Помещичьи же имения разорялись: у большинства помещиков в силу их неумения и нежелания хозяйствовать, у меньшинства – «по науке», то есть вследствие попыток создать хозяйства с применением заграничных машин, покупкой заграничного же породистого скота, с приглашением иностранных управляющих и агрономов и пр., что было обречено на неудачу из-за несоответствия этих начинаний условиям российской деревни, о чём у нас будет ещё не раз разговор. Ожидания Энгельгардта увидеть приход в деревню грамотных помещиков не оправдались, кроме его самого, да ещё десятка таких же, как он, теоретически и практически подготовленных хозяев имений на всю Россию – это было, можно сказать, ничто, меньше, чем капля в море. Энгельгардт же выделился среди этой кучки успешных хозяев не столько именно хозяйственной стороной дела, сколько своим публицистическим даром и его пламенной мечтой о привлечении в деревню, на мужицкую работу молодых интеллигентов, которая, пусть и ненадолго, и тоже с весьма скромными результатами, нашла отклик в молодёжной среде. А в 1863 году мечта о «деревне интеллигентов-крестьян», видимо, ещё только у него зарождалась, пока приняв форму идеи появления прослойки бескорыстных, предприимчивых и честных помещиков, у которых были не только умение хозяйствовать, научные знания и деньги, но и желание помочь крестьянам. Первое же знакомство с реальными помещиками показало тщетность надежд подобного рода. Среди них не было и не могло быть господ, сгоравших желанием стать благодетелями крестьянства, недавних своих крепостных. Да и крестьяне не поняли бы таких филантропов и не поверили бы им, это противоречило всему жизненному опыту многих поколений эксплуатируемых господами земледельцев. Мне кажется, Энгельгардту было бы несколько неловко в письмах поздних вспоминать мечты своих писем ранних.
И получается так, что, с одной стороны, Энгельгардт как бы прошёл предварительную подготовку к своей роли хозяйственника и публициста, а с другой – убедился, что прежние его опыты на этой ниве были недостаточно серьёзными. Поэтому письма 1863 года не могли стать основой для писем 1871 и последующих годов, и её придётся вырабатывать заново. Тем не менее, они были важным этапом в выработке мировоззрения Энгельгардта.
Глава 3. О русском человеке (и немного – о человеке западном)
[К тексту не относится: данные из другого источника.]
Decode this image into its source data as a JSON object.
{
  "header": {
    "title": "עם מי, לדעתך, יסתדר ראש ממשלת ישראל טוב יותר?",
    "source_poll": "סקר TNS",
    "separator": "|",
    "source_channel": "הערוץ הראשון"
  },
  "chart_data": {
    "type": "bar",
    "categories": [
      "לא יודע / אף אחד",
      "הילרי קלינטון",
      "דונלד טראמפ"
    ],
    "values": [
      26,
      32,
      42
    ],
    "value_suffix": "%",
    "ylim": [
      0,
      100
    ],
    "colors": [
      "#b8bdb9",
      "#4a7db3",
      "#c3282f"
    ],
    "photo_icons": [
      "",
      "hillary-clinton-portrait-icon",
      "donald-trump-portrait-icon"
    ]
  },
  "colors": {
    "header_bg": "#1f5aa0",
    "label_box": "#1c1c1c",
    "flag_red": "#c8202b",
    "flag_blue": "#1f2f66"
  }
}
В первой главе я указал, что секрет успеха Энгельгардта заключался в том, что он сделал ставку не просто на работника и даже не просто на человека, а конкретно на русского работника, на русского человека. По прочтении его книги любой непредубеждённый читатель убедится, что хозяйство Энгельгардта не могло бы развиваться успешно, если бы он имел дело с немецким, французским или английским работником. Поскольку за годы рыночных реформ в нашей стране, в РФ, проповедовались различные космополитические концепции, то иному читателю, особенно молодому, может быть непонятно, почему я утверждаю это. Поэтому я счёл необходимым сказать ещё несколько слов об особенностях русского человека, которые прекрасно понимал Энгельгардт, но которых никак не поймут европейцы и российские неолибералы. Но вместо философских рассуждений приведу несколько переработанное введение к небольшой моей книжечке «Провидец» (тоже об Энгельгардте), вышедшей в ФРГ (на русском языке) в 2014 году.
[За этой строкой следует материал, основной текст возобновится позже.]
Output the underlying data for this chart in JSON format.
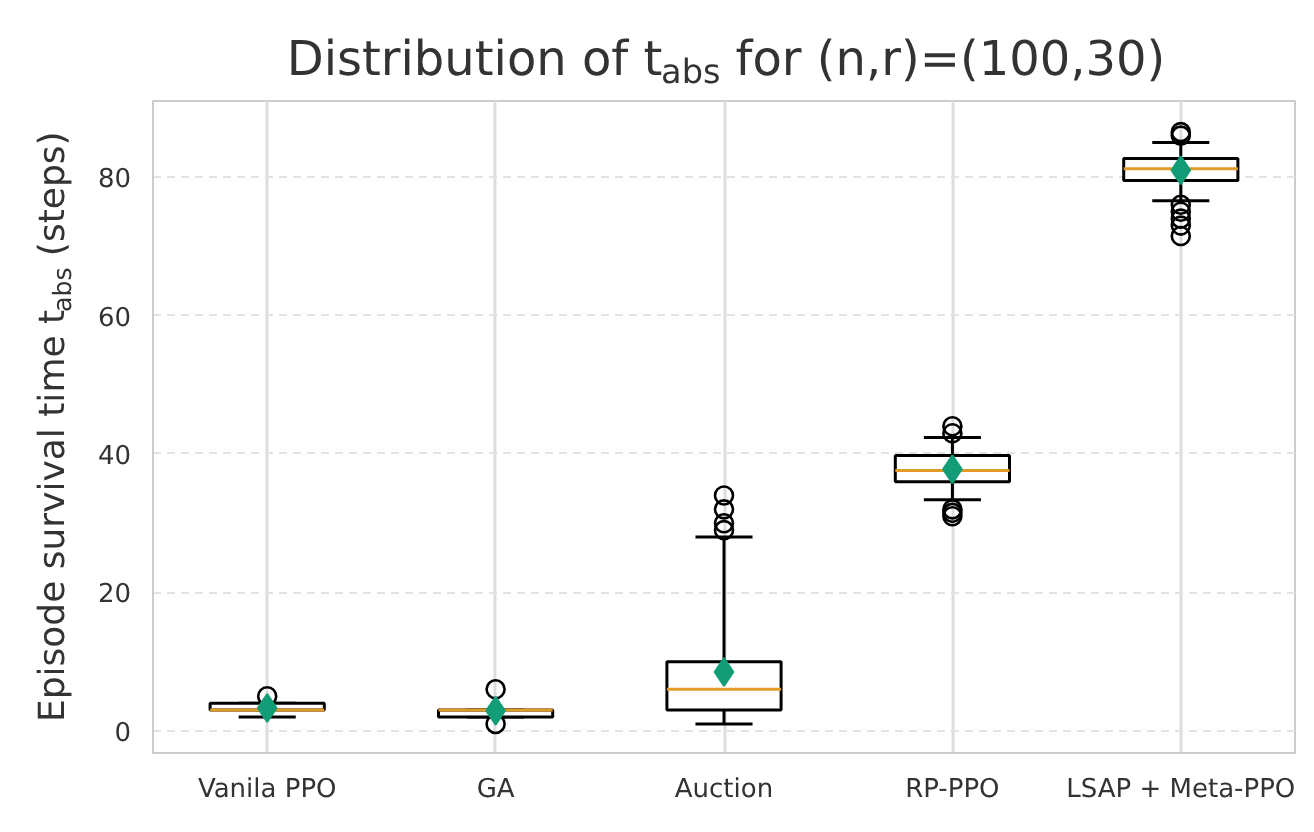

Сколько копий поломано в бесконечных спорах о тайнах «загадочной» славянской, особенно русской, души! По странному стечению обстоятельств (а, возможно, и вполне закономерно), русских людей эта тема волновала мало. Главное – душа у нас есть, и она такая, какою нам дал её Бог, и вроде бы ничего таинственного в ней нет. Это уж классики русской литературы, каждый по-своему, пытались заглянуть в глубины духовного строя русского человека и часто поражались его широте, противоречивости, даже парадоксальности. А после Достоевского эти поиски стали магистральной линией развития и русской прозы, и русской поэзии. К поискам литераторов присоединились и философы, особенно самые известные представители русской религиозно-философской мысли. А вот на Западе о русской душе размышляли и интеллектуалы, и политические деятели, и даже многие обыватели. Одни – из бескорыстного стремления к познанию истины, другие – из трезвого прагматического интереса. При этом в большинстве своём они всё же опирались на выводы русских писателей, что часто приводило их к ложному пониманию России и русского человека. Помнится, Ромэн Роллан на обвинения в том, что он благожелательно отзывался о советском строе, отвечал: «А как иначе можно управлять героями Достоевского!» Но русские – вовсе не герои истеричного Достоевского, а преимущественно люди здравого смысла и трезвого взгляда на жизнь, хотя подчас и склонные к неожиданным и непредсказуемым поступкам. (То ли он по святым местам отправится, то ли деревню спалит; «широк русский человек» и т. п.) На Западе тоже много людей трезвых и здравомыслящих, только их трезвый взгляд и здравомыслие совсем не похожи на русские, что будет видно из дальнейшего изложения. Ведь и те деятели Запада, которые судили о русских людях, русском народе не по книгам русских же классиков, а по личным впечатлениям, даже когда хотели быть объективными, часто несли такую ерунду, что хоть святых выноси.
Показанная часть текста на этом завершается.